Сашка улыбнулся, очень похорошев.

— Ладно. Будем считать, Светка невиновна. Раз так, значит, она убита, правильно?

— Да. И мы должны найти убийцу.

— А ты, Машка, убеждена, что должны? Ее уже не воскресишь, а кому-то испортим жизнь.

— Убийце, на совести которого три жертвы, — холодно произнесла я. — Ты его жалеешь? Ирина Станиславовна утверждает, встав однажды на преступный путь, покинуть его практически невозможно. Кто станет следующей жертвой? Ты? Я? Милиция мне не верит, ты не веришь. Хорошо. Обойдусь без вас.

— Да верю, верю! Просто задал вопрос, а ты сразу… Но тут возникает масса проблем. Во-первых, записка. Подделка?

— Убеждена, что нет. Светкина рука и Светкин стиль. Может, она хотела меня разыграть?

— Сомнительно. Ладно, теперь второе. Кто, кроме нее самой, мог подлить в ваш гриб клофелин?

— Кто угодно. У нас вчера за день все перебывали.

— Нет, — возразил Сашка. — Ты забываешь, что яд был в чашке, а гриб в чашке никто не держит. Его наливают и сразу пьют.

— Яд налили в чашку, потом Светка долила туда гриба и выпила.

— То есть некто днем налил в чашку клофелин в надежде, что он простоит там до ночи? А если бы эту чашку взял кто-нибудь другой?

— У нас у каждой собственная чашка. Никто бы ее не взял.

— А я, когда у вас пью чай, хватаю первую попавшуюся, — сообщил Сашка. — И вообще, Светка запросто могла бы вымыть свою чашку, увидев, что туда что-то налито. По крайней мере, выплеснуть постороннюю жидкость. Еще в темноте — куда ни шло, выпила бы, но днем… Кстати, вы запираетесь на ночь?

— А когда как. Часто забываем.

— Ну, а эту ночь?

— Не помню.

— А ты напрягись. Кто первый вышел из комнаты?

— Нелька. Она побежала за Ольгой Николаевной.

— Отпирала ли она дверь?

— Ох, — вздохнула я. — Мы обе были в таком состоянии… Я не помню, чтобы отпирала, но не поручусь. Может, она помнит?

— Спросим, когда вернется. Ее повезли в прокуратуру.

Я возмутилась:

— А меня нет! Почему такая дискриминация?

— Только тебя им там не хватало с твоими фантазиями! Кстати, ты пока еще несовершеннолетняя.

— Завтра мне восемнадцать.

— Вот завтра, может, тебя и вызовут. Тем более, Нелька была Светке куда ближе, чем ты. Короче, если вы не заперли дверь, кто-нибудь мог прокрасться к вам ночью и налить этот самый клофелин. Ты ведь говоришь, Светка часто пила и ночью? В темноте она бы ничего не заметила.
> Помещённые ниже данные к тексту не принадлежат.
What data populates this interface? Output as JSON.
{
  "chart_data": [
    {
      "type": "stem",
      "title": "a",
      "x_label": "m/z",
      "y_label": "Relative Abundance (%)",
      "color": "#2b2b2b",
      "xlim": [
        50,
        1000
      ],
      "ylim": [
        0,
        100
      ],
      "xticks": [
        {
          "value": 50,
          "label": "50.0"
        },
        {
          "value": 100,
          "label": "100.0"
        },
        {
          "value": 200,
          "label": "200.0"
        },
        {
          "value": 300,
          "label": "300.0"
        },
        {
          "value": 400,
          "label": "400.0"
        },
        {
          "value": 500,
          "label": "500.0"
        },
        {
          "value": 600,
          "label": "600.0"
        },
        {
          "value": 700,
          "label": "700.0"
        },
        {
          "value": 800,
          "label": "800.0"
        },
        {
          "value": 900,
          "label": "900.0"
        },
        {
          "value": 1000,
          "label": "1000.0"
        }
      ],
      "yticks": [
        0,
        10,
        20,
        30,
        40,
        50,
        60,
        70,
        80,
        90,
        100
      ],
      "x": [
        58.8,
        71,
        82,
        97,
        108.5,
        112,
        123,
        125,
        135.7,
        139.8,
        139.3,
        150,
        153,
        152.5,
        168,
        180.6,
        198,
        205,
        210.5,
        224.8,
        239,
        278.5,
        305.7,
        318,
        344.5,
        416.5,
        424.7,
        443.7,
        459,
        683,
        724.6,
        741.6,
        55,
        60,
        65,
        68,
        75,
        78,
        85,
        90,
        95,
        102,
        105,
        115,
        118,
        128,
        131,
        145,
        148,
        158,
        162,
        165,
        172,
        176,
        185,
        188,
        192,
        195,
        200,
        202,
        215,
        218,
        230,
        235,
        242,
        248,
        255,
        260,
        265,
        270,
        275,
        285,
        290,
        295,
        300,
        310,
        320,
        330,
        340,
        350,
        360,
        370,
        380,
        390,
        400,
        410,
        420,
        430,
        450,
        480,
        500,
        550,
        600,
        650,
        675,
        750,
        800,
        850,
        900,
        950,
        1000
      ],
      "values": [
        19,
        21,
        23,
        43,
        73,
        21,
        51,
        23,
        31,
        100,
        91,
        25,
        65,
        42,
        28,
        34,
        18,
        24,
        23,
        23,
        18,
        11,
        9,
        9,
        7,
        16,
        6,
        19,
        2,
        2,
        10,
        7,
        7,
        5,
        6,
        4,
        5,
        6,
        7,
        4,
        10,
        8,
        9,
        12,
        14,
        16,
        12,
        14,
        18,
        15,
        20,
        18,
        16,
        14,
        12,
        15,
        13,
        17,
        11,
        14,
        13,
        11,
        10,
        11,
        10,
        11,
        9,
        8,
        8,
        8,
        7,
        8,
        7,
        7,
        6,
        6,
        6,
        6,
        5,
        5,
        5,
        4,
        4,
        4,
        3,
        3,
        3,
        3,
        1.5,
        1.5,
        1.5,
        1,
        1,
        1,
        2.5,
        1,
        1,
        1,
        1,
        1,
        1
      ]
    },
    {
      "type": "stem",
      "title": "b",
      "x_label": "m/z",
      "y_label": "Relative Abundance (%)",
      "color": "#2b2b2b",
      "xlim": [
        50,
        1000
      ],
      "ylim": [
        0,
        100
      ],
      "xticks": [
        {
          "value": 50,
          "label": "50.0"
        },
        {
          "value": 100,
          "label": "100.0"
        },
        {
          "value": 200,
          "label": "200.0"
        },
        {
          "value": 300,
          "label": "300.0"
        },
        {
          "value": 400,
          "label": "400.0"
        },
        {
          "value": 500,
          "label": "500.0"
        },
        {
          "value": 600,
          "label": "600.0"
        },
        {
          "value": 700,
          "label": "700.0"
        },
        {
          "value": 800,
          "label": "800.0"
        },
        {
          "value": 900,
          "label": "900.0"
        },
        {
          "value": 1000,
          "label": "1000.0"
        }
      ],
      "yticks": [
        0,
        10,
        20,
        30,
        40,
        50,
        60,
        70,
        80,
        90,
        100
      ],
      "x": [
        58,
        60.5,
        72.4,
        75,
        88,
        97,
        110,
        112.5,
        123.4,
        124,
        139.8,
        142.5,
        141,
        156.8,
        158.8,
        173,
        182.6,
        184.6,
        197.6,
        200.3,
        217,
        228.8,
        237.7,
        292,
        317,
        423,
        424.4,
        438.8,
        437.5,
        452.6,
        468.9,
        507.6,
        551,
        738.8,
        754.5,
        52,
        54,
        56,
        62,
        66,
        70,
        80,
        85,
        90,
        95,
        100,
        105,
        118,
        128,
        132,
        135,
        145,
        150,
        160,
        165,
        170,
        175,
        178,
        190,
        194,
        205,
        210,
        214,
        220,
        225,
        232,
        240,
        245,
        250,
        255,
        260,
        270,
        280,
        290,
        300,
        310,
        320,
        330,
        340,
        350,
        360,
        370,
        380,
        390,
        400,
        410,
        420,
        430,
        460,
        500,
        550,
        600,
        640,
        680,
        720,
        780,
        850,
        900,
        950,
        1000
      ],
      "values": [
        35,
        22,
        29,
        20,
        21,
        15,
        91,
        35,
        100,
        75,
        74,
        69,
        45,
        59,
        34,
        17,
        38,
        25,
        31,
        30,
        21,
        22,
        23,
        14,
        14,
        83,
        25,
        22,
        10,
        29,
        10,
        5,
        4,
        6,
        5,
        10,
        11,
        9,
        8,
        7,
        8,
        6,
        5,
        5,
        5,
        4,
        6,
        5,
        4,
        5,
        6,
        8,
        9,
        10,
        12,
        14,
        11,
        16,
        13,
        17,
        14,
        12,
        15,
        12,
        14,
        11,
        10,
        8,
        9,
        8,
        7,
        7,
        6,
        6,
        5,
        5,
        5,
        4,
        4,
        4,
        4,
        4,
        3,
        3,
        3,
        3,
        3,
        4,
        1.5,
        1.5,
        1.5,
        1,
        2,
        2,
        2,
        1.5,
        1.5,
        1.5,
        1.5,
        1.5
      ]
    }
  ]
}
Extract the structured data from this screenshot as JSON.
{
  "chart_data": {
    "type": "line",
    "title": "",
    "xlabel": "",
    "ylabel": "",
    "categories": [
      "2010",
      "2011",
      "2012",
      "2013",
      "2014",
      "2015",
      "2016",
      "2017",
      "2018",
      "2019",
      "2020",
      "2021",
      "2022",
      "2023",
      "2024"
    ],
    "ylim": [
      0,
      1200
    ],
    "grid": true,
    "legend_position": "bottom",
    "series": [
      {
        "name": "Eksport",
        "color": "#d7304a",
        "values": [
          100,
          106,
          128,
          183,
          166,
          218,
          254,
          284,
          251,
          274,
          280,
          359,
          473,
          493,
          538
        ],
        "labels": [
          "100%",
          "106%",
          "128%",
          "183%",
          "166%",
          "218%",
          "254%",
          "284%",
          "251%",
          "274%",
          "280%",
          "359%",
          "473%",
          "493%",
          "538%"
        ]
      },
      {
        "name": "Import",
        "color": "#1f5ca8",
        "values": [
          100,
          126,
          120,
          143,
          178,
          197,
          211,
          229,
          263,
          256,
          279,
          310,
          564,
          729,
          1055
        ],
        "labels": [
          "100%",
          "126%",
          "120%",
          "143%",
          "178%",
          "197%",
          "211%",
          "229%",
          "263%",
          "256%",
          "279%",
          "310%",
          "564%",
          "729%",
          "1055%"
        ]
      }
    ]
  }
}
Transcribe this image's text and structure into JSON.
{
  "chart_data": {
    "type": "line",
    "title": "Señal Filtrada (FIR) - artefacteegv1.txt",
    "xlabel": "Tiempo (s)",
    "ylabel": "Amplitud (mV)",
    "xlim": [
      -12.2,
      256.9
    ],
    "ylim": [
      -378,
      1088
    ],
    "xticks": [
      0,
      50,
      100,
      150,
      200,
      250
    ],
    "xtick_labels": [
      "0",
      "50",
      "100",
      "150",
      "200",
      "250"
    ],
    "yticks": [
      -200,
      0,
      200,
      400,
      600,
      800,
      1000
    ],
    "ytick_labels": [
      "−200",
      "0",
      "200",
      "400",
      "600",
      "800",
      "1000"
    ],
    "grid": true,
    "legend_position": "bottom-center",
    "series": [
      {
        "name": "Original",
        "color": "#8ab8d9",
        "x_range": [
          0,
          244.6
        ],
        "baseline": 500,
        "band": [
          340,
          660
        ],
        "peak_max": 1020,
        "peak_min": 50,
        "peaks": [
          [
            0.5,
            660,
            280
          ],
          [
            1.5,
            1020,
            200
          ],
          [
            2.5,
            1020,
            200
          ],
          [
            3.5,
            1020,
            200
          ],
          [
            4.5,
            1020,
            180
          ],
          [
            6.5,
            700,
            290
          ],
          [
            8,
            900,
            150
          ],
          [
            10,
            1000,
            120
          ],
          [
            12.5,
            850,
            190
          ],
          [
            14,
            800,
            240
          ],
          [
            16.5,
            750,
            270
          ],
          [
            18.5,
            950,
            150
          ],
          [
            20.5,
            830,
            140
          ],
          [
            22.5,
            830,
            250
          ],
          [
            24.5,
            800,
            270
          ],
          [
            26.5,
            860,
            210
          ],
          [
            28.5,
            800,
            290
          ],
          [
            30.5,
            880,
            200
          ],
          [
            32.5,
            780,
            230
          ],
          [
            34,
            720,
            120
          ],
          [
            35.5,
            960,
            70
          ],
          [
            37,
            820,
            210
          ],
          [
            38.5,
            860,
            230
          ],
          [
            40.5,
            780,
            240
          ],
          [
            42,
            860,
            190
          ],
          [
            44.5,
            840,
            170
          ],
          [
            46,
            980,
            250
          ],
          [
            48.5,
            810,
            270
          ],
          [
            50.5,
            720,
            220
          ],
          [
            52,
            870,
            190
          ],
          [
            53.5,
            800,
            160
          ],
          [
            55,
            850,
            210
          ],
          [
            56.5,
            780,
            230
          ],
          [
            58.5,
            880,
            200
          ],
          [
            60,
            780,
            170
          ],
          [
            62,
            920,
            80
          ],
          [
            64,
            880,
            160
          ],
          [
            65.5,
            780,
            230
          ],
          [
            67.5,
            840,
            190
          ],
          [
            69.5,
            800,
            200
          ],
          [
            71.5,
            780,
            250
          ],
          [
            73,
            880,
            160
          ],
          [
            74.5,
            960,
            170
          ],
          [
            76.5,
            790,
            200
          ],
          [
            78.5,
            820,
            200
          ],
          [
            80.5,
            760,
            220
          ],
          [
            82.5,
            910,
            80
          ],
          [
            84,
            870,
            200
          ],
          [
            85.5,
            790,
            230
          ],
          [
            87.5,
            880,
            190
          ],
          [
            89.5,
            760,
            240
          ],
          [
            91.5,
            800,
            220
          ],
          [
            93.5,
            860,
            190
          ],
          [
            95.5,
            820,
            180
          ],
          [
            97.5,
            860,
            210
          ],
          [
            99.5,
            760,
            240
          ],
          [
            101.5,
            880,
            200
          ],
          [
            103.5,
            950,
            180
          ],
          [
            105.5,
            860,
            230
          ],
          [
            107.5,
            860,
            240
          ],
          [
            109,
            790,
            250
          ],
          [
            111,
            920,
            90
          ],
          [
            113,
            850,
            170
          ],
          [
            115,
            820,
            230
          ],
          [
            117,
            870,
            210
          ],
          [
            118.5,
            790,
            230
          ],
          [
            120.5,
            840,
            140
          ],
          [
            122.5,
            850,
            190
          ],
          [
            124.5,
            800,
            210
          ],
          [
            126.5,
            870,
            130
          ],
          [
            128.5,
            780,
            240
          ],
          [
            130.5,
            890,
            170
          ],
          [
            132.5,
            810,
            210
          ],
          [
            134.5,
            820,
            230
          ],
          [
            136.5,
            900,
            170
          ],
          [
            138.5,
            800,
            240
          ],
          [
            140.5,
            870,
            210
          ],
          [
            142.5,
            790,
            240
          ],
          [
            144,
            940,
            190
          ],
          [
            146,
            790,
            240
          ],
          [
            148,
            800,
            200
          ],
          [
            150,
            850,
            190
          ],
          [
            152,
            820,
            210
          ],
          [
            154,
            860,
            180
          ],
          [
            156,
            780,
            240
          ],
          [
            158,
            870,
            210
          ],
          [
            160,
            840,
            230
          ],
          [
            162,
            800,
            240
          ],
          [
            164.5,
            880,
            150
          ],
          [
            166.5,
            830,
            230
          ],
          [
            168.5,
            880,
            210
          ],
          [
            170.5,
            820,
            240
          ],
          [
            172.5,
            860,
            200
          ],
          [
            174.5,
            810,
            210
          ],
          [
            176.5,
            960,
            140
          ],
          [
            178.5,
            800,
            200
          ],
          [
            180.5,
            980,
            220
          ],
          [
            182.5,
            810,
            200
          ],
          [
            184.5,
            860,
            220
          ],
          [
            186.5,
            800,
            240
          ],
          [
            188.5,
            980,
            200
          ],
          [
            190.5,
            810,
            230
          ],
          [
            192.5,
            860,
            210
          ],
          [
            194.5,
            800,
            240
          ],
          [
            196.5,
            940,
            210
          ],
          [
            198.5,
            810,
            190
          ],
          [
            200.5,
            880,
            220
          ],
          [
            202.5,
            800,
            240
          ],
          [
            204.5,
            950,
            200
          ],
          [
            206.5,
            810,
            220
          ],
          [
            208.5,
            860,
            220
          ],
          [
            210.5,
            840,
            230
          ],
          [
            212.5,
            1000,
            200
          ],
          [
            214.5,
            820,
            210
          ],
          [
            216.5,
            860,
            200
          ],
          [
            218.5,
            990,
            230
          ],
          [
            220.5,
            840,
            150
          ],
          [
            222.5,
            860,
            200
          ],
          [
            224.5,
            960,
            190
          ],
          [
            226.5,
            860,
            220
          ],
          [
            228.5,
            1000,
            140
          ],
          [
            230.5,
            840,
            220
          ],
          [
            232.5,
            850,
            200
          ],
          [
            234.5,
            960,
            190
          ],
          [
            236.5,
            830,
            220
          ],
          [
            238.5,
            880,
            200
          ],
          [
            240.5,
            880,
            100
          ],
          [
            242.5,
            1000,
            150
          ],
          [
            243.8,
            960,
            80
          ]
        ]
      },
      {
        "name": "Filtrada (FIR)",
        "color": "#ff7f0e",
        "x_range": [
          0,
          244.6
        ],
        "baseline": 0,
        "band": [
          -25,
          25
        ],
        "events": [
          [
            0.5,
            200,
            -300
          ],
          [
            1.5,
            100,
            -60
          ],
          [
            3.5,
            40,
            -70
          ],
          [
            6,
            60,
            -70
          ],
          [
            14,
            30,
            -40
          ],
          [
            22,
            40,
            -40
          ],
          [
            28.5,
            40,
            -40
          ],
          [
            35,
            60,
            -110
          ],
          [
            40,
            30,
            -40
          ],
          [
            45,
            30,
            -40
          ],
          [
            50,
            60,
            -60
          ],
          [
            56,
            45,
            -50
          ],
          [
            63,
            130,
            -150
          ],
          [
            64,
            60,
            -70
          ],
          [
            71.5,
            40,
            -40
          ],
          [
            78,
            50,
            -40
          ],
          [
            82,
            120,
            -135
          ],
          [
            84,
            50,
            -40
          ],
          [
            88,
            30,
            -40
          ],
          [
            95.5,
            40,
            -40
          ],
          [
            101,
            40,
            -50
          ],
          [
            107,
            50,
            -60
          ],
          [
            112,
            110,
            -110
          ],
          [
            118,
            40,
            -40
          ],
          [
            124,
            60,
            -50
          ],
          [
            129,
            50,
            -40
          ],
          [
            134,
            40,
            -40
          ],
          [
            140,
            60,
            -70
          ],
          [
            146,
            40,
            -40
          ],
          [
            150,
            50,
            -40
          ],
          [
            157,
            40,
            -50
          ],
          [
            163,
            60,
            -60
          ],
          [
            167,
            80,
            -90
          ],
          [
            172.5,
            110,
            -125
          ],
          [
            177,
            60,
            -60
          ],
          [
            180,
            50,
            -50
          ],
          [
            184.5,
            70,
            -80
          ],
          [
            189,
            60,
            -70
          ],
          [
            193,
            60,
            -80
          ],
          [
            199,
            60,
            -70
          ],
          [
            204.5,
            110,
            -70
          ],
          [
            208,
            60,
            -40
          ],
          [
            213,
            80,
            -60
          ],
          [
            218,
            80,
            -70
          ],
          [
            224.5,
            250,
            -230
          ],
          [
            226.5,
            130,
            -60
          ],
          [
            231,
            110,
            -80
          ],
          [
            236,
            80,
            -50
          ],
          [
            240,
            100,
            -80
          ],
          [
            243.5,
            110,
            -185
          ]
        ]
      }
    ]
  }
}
— Да, но… откуда кому знать, пьет ли она ночью?

— Разумно. И тут же напрашивается естественная мысль… Вот ты все время повторяешь, что Нельку знаешь хуже, чем Светку. А в ее непричастности ты уверена или нет?

Я задумалась.

— Психологически — нет. Хотя это не значит, что я знаю о ней что-нибудь плохое. Скорее — не знаю ничего по-настоящему хорошего. Понимаешь, вот ты, или я, или Светка… мы время от времени выходим из себя и несемся вперед без тормозов. В эти моменты я убеждена, что вижу истинную сущность человека.

— Это точно, — согласился мой собеседник.

— А Нельку я без тормозов ни разу не видела. Она всегда ведет себя рационально. Правда, позавчера вечером и у нее сдали нервы. Она плакала, порвав новые брюки.

— Она вообще увлекается тряпками, но ведь это свойственно большинству женщин.

— Ну, брюки — только повод. Она как-то вдруг стала мне ближе, заплакав. Впрочем, это ведь неважно. У нее алиби. Вспомни! Седьмого числа свет отключили без пятнадцати одиннадцать. До этого момента Нелька сидела на виду в кафе, потом без пяти одиннадцать вернулась домой, успев по пути заглянуть к Илье за конспектом. Ей физически не успеть подняться в солярий!